Reporte Trump: el prescindible TLCAN

No, el Tratado de Libre Comercio de América del Norte no es el peor acuerdo comercial de la historia. Sí es, aparentemente, un acuerdo prescindible.

Por: Ana Francisca Vega (@anafvega)

Hecho alternativo: “El TLCAN es el peor acuerdo comercial de la historia”, dijo el presidente Trump – ay, qué mal se siente escribirlo por primera vez – una y otra vez en campaña. Dijo que Estados Unidos se iba a salir, luego que siempre no, que nada más iba a renegociarlo, y que si Estados Unidos no obtenía lo que quería en esa renegociación, se saldría del acuerdo comercial.

Hecho: El TLCAN no es ni cerca “el peor acuerdo comercial de la historia”, como dice Trump. Es innegable que NAFTA trajo consigo “perdedores” dentro de la economía estadounidense, pero el golpe no se lo dieron México y Canadá, sino China. Se calcula que el trato negociado por China de “Nación más favorecida” y después la entrada de China en la Organización Mundial del Comercio implicó, en un par de décadas, la pérdida de más o menos un millón de empleos (hay analistas que sitúan la cifra en hasta 2 millones). O sea: no, el TLCAN no es el peor acuerdo comercial de la historia”. Lo que sí es, aparentemente, es un acuerdo prescindible.

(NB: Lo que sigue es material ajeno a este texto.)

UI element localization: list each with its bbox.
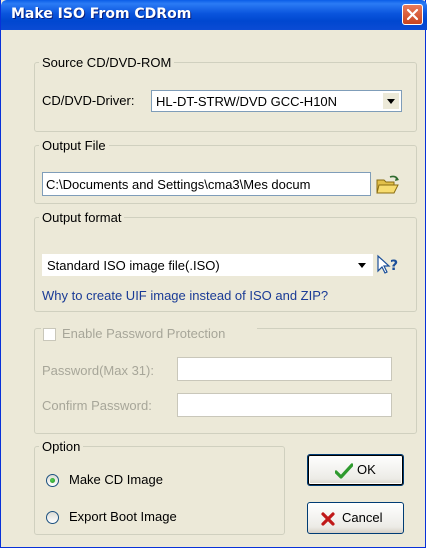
option-group-label: Option	[42, 439, 81, 454]
export-boot-image-radio[interactable]	[46, 511, 59, 524]
close-button[interactable]	[402, 4, 423, 25]
output-file-group-label: Output File	[42, 138, 106, 153]
cancel-button-label: Cancel	[342, 510, 383, 525]
make-cd-image-radio[interactable]	[46, 474, 59, 487]
chevron-down-icon[interactable]	[383, 93, 399, 109]
drive-select-value: HL-DT-STRW/DVD GCC-H10N	[156, 94, 338, 109]
title-bar[interactable]: Make ISO From CDRom	[1, 0, 427, 30]
drive-label: CD/DVD-Driver:	[42, 93, 135, 108]
export-boot-image-label: Export Boot Image	[69, 509, 177, 524]
folder-open-icon	[376, 175, 399, 194]
window-title: Make ISO From CDRom	[11, 6, 192, 22]
checkmark-icon	[335, 463, 353, 479]
export-boot-image-option[interactable]: Export Boot Image	[46, 509, 246, 525]
drive-select[interactable]: HL-DT-STRW/DVD GCC-H10N	[151, 90, 402, 112]
format-select-value: Standard ISO image file(.ISO)	[47, 258, 220, 273]
close-icon	[406, 8, 419, 21]
browse-button[interactable]	[375, 174, 401, 196]
password-legend-bg: Enable Password Protection	[41, 326, 257, 342]
enable-password-text: Enable Password Protection	[62, 326, 226, 341]
source-group-label: Source CD/DVD-ROM	[42, 55, 172, 70]
password-label: Password(Max 31):	[42, 363, 154, 378]
make-cd-image-label: Make CD Image	[69, 472, 163, 487]
cancel-button[interactable]: Cancel	[307, 502, 404, 534]
uif-info-link[interactable]: Why to create UIF image instead of ISO a…	[42, 288, 328, 303]
make-cd-image-option[interactable]: Make CD Image	[46, 472, 246, 488]
enable-password-checkbox-box[interactable]	[43, 328, 56, 341]
output-format-group-label: Output format	[42, 210, 122, 225]
ok-button-label: OK	[357, 462, 376, 477]
help-pointer-icon: ?	[377, 254, 398, 274]
password-group	[34, 328, 417, 434]
svg-text:?: ?	[390, 258, 398, 274]
confirm-password-field[interactable]	[177, 393, 392, 417]
ok-button[interactable]: OK	[307, 454, 404, 486]
cancel-x-icon	[321, 512, 335, 526]
confirm-password-label: Confirm Password:	[42, 398, 152, 413]
output-path-value: C:\Documents and Settings\cma3\Mes docum	[46, 177, 311, 192]
chevron-down-icon[interactable]	[354, 257, 370, 273]
format-select[interactable]: Standard ISO image file(.ISO)	[42, 254, 373, 276]
dialog-window: Make ISO From CDRom Source CD/DVD-ROM CD…	[0, 0, 427, 548]
password-field[interactable]	[177, 357, 392, 381]
output-path-field[interactable]: C:\Documents and Settings\cma3\Mes docum	[42, 172, 371, 196]
format-help-button[interactable]: ?	[375, 254, 401, 276]
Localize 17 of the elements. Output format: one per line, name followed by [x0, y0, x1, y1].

Trump ha buscado debilitar al peso mexicano en los últimos meses. Lo dijo su propio secretario de Comercio hace unos días: esos tuitazos de las 3 de la mañana atacando a México fueron parte de una estrategia consciente – iba a poner como adjetivo “seria”, pero francamente a hablar de Trump como un estratega “serio” está completamente fuera de la realidad – para que México llegue débil a la mesa de negociaciones. Lo consiguió.

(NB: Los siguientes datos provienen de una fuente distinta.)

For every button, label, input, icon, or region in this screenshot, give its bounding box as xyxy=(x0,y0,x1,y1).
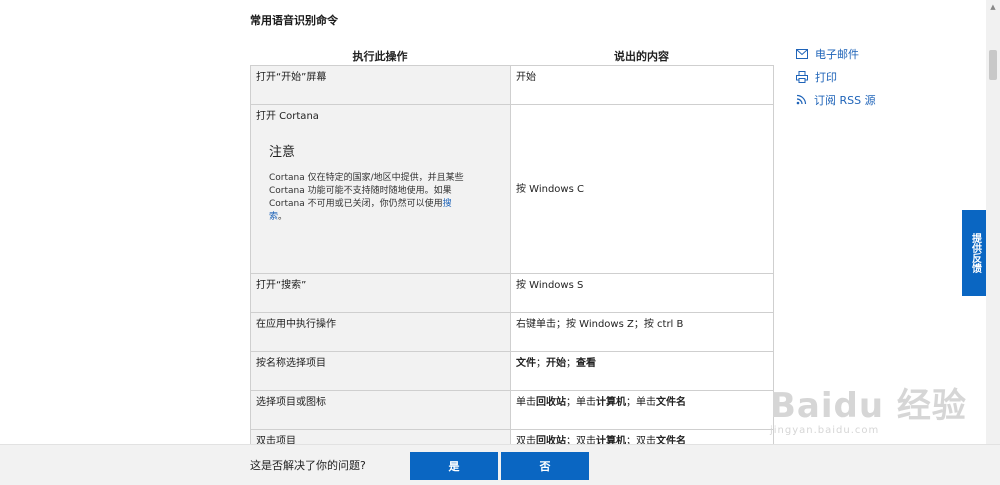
page-title: 常用语音识别命令 xyxy=(250,14,338,27)
table-row: 打开“搜索” 按 Windows S xyxy=(250,273,774,313)
rss-link[interactable]: 订阅 RSS 源 xyxy=(796,88,876,111)
no-button[interactable]: 否 xyxy=(501,452,589,480)
say-cell: 文件；开始；查看 xyxy=(510,351,774,391)
print-link[interactable]: 打印 xyxy=(796,65,876,88)
action-cell: 打开 Cortana 注意 Cortana 仅在特定的国家/地区中提供，并且某些… xyxy=(250,104,511,274)
note-body: Cortana 仅在特定的国家/地区中提供，并且某些 Cortana 功能可能不… xyxy=(269,172,465,224)
say-cell: 单击回收站；单击计算机；单击文件名 xyxy=(510,390,774,430)
yes-button[interactable]: 是 xyxy=(410,452,498,480)
say-separator: ； xyxy=(536,358,546,369)
watermark-sub: jingyan.baidu.com xyxy=(770,425,880,436)
column-header-say: 说出的内容 xyxy=(614,50,669,63)
feedback-tab[interactable]: 提供反馈 xyxy=(962,210,988,296)
action-cell: 选择项目或图标 xyxy=(250,390,511,430)
action-cell: 打开“开始”屏幕 xyxy=(250,65,511,105)
table-row: 选择项目或图标 单击回收站；单击计算机；单击文件名 xyxy=(250,390,774,430)
scrollbar[interactable]: ▲ ▼ xyxy=(986,0,1000,485)
say-cell: 右键单击；按 Windows Z；按 ctrl B xyxy=(510,312,774,352)
say-keyword: 查看 xyxy=(576,358,596,369)
say-separator: ； xyxy=(566,358,576,369)
mail-icon xyxy=(796,48,808,59)
rss-icon xyxy=(796,94,807,105)
rss-label: 订阅 RSS 源 xyxy=(814,93,876,107)
feedback-bar: 这是否解决了你的问题? 是 否 xyxy=(0,444,1000,485)
print-label: 打印 xyxy=(815,70,837,84)
note-text: Cortana 仅在特定的国家/地区中提供，并且某些 Cortana 功能可能不… xyxy=(269,172,464,209)
say-keyword: 回收站 xyxy=(536,397,566,408)
watermark-main: Baidu 经验 xyxy=(770,386,967,426)
say-cell: 按 Windows C xyxy=(510,104,774,274)
say-keyword: 计算机 xyxy=(596,397,626,408)
baidu-watermark-logo: Baidu 经验 jingyan.baidu.com xyxy=(770,378,967,436)
command-grid: 打开“开始”屏幕 开始 打开 Cortana 注意 Cortana 仅在特定的国… xyxy=(250,65,774,469)
note-title: 注意 xyxy=(269,145,296,160)
say-cell: 按 Windows S xyxy=(510,273,774,313)
table-row: 按名称选择项目 文件；开始；查看 xyxy=(250,351,774,391)
action-cell: 打开“搜索” xyxy=(250,273,511,313)
scroll-up-icon[interactable]: ▲ xyxy=(989,3,997,11)
share-links: 电子邮件 打印 订阅 RSS 源 xyxy=(796,42,876,111)
scroll-thumb[interactable] xyxy=(989,50,997,80)
say-verb: ；单击 xyxy=(626,397,656,408)
say-keyword: 文件 xyxy=(516,358,536,369)
action-cell: 在应用中执行操作 xyxy=(250,312,511,352)
say-keyword: 文件名 xyxy=(656,397,686,408)
table-header: 执行此操作 说出的内容 xyxy=(250,47,773,65)
say-keyword: 开始 xyxy=(546,358,566,369)
column-header-action: 执行此操作 xyxy=(352,50,408,63)
table-row: 打开 Cortana 注意 Cortana 仅在特定的国家/地区中提供，并且某些… xyxy=(250,104,774,274)
say-verb: ；单击 xyxy=(566,397,596,408)
email-label: 电子邮件 xyxy=(815,47,859,61)
action-text: 打开 Cortana xyxy=(256,111,319,122)
email-link[interactable]: 电子邮件 xyxy=(796,42,876,65)
say-cell: 开始 xyxy=(510,65,774,105)
note-end: 。 xyxy=(278,212,288,223)
table-row: 在应用中执行操作 右键单击；按 Windows Z；按 ctrl B xyxy=(250,312,774,352)
command-table: 执行此操作 说出的内容 打开“开始”屏幕 开始 打开 Cortana 注意 Co… xyxy=(250,47,774,469)
table-row: 打开“开始”屏幕 开始 xyxy=(250,65,774,105)
say-verb: 单击 xyxy=(516,397,536,408)
printer-icon xyxy=(796,70,808,83)
feedback-question: 这是否解决了你的问题? xyxy=(250,459,366,472)
action-cell: 按名称选择项目 xyxy=(250,351,511,391)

Aquí lo importante es que el gobierno mexicano entienda exactamente lo que le es esencial para la administración Trump (más allá de la locura y la retórica), dejarlos ganar algunas batallas de relaciones públicas – que sabemos que le importan tanto al nuevo inquilino de la Casa Blanca– y ser muy realistas en cuanto al poder relativo de México y Canadá frente a Estados Unidos.

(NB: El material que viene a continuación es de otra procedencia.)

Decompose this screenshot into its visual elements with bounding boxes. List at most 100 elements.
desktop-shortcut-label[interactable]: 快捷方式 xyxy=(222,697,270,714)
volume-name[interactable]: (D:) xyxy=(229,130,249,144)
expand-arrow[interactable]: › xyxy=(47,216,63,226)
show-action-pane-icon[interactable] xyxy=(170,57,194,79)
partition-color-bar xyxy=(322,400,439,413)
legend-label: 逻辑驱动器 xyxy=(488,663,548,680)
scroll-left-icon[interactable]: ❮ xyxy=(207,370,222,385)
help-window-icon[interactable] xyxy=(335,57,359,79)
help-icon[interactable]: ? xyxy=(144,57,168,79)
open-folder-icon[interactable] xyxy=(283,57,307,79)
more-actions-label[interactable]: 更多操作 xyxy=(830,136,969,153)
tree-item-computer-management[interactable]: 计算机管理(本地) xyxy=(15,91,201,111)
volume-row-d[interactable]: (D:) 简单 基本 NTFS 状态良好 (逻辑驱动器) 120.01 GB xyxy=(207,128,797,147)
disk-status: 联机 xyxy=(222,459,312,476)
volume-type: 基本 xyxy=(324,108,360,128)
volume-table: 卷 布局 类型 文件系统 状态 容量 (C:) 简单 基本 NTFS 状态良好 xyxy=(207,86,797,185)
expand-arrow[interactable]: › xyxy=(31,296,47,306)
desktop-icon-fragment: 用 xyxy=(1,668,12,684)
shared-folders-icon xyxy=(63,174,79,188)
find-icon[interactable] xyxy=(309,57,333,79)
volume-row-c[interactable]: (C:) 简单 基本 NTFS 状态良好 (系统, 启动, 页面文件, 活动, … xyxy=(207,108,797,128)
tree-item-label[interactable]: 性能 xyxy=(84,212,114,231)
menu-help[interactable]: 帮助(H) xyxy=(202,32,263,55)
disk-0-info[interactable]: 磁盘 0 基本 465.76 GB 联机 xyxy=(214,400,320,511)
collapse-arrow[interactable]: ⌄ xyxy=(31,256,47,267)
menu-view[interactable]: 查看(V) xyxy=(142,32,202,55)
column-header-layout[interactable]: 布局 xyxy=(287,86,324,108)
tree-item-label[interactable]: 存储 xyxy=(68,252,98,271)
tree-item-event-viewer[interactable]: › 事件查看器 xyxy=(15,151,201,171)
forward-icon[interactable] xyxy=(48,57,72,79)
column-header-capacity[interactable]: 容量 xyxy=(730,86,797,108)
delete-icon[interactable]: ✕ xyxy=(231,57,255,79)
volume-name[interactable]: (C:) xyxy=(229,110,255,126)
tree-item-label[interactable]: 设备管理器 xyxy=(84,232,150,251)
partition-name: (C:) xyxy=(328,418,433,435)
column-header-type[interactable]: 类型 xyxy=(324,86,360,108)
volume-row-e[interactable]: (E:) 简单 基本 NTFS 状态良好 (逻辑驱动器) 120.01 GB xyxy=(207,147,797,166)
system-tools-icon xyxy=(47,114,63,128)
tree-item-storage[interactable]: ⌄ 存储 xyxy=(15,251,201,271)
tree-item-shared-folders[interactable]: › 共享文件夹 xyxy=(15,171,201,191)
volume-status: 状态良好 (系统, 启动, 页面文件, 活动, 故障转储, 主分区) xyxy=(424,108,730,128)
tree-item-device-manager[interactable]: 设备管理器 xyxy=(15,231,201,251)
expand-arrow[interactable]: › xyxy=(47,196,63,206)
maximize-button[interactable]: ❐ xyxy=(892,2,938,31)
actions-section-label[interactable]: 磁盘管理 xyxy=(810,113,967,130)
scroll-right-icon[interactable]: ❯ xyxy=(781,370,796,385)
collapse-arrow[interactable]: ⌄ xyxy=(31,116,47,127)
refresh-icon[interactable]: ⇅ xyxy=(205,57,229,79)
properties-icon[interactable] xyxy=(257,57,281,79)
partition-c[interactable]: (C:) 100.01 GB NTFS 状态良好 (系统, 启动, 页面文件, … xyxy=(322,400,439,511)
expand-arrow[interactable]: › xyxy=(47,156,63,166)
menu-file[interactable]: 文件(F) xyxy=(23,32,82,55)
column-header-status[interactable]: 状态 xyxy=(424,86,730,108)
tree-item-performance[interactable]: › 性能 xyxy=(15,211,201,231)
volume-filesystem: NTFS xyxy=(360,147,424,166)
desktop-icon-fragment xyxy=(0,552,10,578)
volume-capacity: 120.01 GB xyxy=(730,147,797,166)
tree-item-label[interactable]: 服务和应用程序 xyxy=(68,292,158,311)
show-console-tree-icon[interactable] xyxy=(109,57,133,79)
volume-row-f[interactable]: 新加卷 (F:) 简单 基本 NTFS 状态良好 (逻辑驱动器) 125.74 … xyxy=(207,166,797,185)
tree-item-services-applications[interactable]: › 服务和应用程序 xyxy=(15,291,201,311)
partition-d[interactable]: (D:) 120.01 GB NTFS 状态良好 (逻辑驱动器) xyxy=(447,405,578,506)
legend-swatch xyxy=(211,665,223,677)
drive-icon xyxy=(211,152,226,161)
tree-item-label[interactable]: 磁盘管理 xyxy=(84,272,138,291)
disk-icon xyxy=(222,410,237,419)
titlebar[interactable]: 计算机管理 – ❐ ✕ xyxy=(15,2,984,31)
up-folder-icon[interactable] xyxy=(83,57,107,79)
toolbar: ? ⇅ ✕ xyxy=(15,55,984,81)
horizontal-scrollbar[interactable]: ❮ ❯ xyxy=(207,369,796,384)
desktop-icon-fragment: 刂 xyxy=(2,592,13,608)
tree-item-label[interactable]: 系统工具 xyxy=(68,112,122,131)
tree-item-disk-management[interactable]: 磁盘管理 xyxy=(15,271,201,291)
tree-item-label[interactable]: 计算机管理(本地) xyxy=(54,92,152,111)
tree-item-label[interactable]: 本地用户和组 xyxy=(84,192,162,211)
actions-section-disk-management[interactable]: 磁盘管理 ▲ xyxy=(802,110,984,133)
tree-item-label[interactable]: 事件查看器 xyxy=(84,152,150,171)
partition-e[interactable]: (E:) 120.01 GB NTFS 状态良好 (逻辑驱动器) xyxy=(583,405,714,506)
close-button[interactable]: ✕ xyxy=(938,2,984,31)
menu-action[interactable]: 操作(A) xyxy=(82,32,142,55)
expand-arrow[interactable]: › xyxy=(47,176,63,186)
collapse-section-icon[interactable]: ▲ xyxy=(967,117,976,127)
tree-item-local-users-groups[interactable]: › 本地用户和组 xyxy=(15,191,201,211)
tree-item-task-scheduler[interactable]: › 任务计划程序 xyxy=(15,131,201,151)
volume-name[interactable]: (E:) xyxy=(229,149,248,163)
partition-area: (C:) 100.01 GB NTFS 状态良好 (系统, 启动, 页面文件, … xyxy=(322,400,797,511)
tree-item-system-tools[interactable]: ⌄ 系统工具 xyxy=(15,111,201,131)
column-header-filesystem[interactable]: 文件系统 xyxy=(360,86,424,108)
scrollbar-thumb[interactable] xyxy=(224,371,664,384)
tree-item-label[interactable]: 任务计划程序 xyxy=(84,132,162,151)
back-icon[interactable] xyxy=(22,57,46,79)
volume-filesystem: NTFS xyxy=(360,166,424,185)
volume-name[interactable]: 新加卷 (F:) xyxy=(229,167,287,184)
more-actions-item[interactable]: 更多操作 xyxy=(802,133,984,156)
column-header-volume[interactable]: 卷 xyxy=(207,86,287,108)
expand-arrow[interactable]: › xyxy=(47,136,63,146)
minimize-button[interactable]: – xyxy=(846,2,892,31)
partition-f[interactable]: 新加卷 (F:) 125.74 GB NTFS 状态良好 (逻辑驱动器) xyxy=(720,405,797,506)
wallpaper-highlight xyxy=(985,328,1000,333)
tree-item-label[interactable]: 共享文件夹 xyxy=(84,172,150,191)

Más allá de las llamadas “buena onda” entre Peña y el primer Ministro Trudeau, ya lo dijo su embajador en Estados Unidos: para Canadá existe un escenario enteramente posible que implica la salida de ese país del TLCAN. Canadá no va a convertirse en “daño colateral” de la guerra Trump-México. México no entiende que no entiende (en eso llevamos cuatro años), y Estados Unidos está gobernado por el señor de los hechos alternativos. Pero de fondo hay otra cosa: en realidad, desde 1994 que inició el TLCAN, la verdad es que ninguno de los tres países han querido llevar su experimento de integración regional más allá del ámbito comercial. Hoy, parte circunstancia, parte no, América del Norte nunca había estado tan cerca de cerrar el capítulo de la “integración”.